Bien sûr, on craint toujours que la situation ne dérape, à la suite de telle ou telle provocation, d'un côté ou de l'autre. Mais nous ne nous doutions pas de ce qui allait se passer, d'autant que les deux présidents se trouvaient à l'étranger.

Sur place, quelques jours après, nous avons rencontré des responsables azerbaïdjanais extrêmement sûrs d'eux, qui disaient : « Maintenant, nous pouvons faire ce que nous voulons ». De l'autre côté, il faut reconnaître que les responsables arméniens semblaient avoir reçu un coup sur la tête. Pour eux, c'était vraiment une mauvaise surprise.

Il n'est pas exclu que les Russes aient été au courant de cette affaire et que, pour des raisons politiques, ils se soient bien gardés d'agir, de façon à calmer l'Arménie qui ne voulait pas discuter de la proposition qu'ils avaient faite.

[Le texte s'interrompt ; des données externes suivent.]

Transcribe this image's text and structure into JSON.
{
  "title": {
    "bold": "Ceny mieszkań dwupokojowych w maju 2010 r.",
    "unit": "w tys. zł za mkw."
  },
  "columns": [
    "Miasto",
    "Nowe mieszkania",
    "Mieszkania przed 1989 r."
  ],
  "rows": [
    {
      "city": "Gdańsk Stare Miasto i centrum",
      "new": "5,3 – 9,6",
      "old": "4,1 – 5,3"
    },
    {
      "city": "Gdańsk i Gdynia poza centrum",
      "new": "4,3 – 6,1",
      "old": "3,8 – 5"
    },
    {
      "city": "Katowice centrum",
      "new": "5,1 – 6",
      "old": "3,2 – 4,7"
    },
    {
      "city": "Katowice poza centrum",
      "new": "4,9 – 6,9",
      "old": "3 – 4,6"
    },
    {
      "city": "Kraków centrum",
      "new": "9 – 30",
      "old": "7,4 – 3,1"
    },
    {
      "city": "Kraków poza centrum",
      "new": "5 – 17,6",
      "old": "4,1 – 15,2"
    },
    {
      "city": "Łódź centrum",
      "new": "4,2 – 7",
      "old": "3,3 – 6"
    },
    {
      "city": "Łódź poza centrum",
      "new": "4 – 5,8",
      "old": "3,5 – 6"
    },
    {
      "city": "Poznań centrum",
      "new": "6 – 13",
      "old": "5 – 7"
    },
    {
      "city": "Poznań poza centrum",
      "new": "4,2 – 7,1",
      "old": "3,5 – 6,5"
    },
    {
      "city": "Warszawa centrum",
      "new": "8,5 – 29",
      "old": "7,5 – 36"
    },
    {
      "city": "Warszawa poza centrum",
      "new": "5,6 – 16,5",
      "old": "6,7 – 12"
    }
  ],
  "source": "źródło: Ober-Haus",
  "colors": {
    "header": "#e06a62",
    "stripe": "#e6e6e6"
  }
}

Mais maintenant, la situation a changé. En effet, les Russes, voyant qu'ils avaient beaucoup perdu en crédibilité et en popularité en Arménie, ont peut-être décidé de reprendre l'affaire en mains et de rassurer l'Arménie. Ils lui ont livré à peu près les mêmes armes qu'à l'Azerbaïdjan, sans doute à un prix beaucoup moins élevé puisque l'Arménie fait partie de l'Organisation du traité de sécurité collective (OTSC).

En octobre, quand nous sommes retournés sur place, les Arméniens paraissaient beaucoup plus sûrs d'eux, et tenaient un discours qui était à peu près le suivant : « Maintenant, on va voir ce qu'on va voir, on va tout reprendre »… Nous avons discuté avec leur nouveau ministre de la défense, M. Viguen Sakissian, qui est l'ancien conseiller diplomatique du président et qui n'est pas un militaire. Son discours était beaucoup plus politique et surtout beaucoup plus offensif : il est allé jusqu'à comparer la situation entre les deux pays à la Guerre froide, avec destruction mutuelle assurée – même sans armes stratégiques.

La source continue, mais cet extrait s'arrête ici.